Context is King: Google Parameterless Searches

In the very near future, you may be able to perform searches at Google without bothering to type or speak a query. Instead, you might be able to just shake your phone, or hold down a button for a certain amount of time, and tell your phone something like “search now”. Known as parameterless searches, this type of search can depend upon the context within which the search is performed.

Screenshot from the patent showing someone shaking a phone, context information for that search, and a search result

For instance, imagine being driven to work at 50mph, and you shake your phone. It tells you that there’s congestion ahead, and offers an alternative route.Or it shows you a map with color-coded traffic information for different streets nearby according to traffic conditions. Or, you may have an appointment with a client made by email and included on your calendar, and you want to find and check the email to make sure that you have the right phone number. It could show the number and offer to make the call on your behalf. If you regularly take a train at around 8:00 am on weekday mornings, shaking your phone at 7:50 am might trigger a realtime schedule for the rails.

Context information for a parameterless search could include things such as:

  • Time/date information,
  • Geographic location information,
  • Calendar information,
  • Rate of speed information, and
  • Device activity information (like the sending of emails for different purposes).

The patent is:

Providing results to parameterless search queries
Invented by Sumit Agarwal, Vic Gundotra, Alex Nicolaou
Assigned to Google
US Patent 8,478,519
Granted July 2, 2013
Filed: August 30, 2010


In one implementation, a computer-implemented method includes receiving a parameterless search request, which was provided to a mobile computing device, for information that is relevant to a user of the mobile computing device. The method also includes, in response to the received parameterless search request, identifying with a digital computer system one or more results that are determined to be relevant to the user of the mobile computing device based upon a current context of the mobile computing device. The method further includes providing the results for display to a user of the mobile computing device.

Context information could more specifically include things such as:

  • Geographic location,
  • Weather conditions,
  • Nearby businesses,
  • Volume of ambient noise,
  • Level of ambient light,
  • An image captured by the mobile device’s camera,
  • Rate of traveling speed,
  • Time and date information,
  • Calendar appointments,
  • Recent user activity,
  • Habitual user activity

The current context can be determined by data and sensors that are local, or even remote to the mobile computing device. For example, traffic speed and congestion might be determined by sensors in the phones on the road ahead.

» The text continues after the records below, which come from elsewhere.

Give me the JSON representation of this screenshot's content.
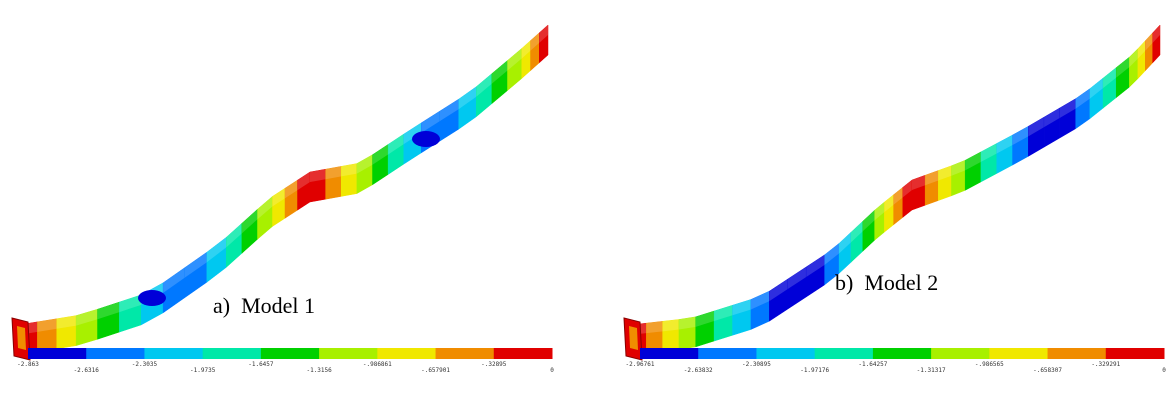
{
  "legend_colors": [
    "#0000d8",
    "#0078ff",
    "#00c8f0",
    "#00e8a8",
    "#00d000",
    "#a8f000",
    "#f0e800",
    "#f08c00",
    "#e00000"
  ],
  "panels": [
    {
      "caption": "a)  Model 1",
      "legend_labels": [
        "-2.863",
        "-2.6316",
        "-2.3035",
        "-1.9735",
        "-1.6457",
        "-1.3156",
        "-.986861",
        "-.657901",
        "-.32895",
        "0"
      ]
    },
    {
      "caption": "b)  Model 2",
      "legend_labels": [
        "-2.96761",
        "-2.63832",
        "-2.30895",
        "-1.97176",
        "-1.64257",
        "-1.31317",
        "-.986565",
        "-.658307",
        "-.329291",
        "0"
      ]
    }
  ]
}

If someone has been checking a developing news story via their browser or a news application, and checked a few times, a parameterless search may indicate a desire to see an update to the story.

If someone is driving down the road, and following a news story, a parameterless query could trigger responses to both.

This system is self training, and can learn about different categories of information that you might be interested in, based on contexts. For example, if the results of a parameterless query ends up showing a list of local restaurants, and you end up choosing one of them and driving to it, this system learns that in contexts like that, a set of restaurant results is an appropriate response (and it may learn about your taste in food as well). It can take learn about other user actions as well:

For example, if the user is provided with a recent update to a blog that the user frequently reads and the user sends a link to the updated blog posting to his/her friends, the user sending the link can be recorded as user behavior data in the user behavior data repository of the mobile computing device and used to provide results to future parameterless search requests.

The patent tells us that this parameterless search query approach isn’t limited to mobile phones, but can work with tablets, laptops, car navigation systems, personal digital assistants, or desktop computers.

I’m wondering how Google Analytics might indicate that a search leading to a site might indicate referral information – no query?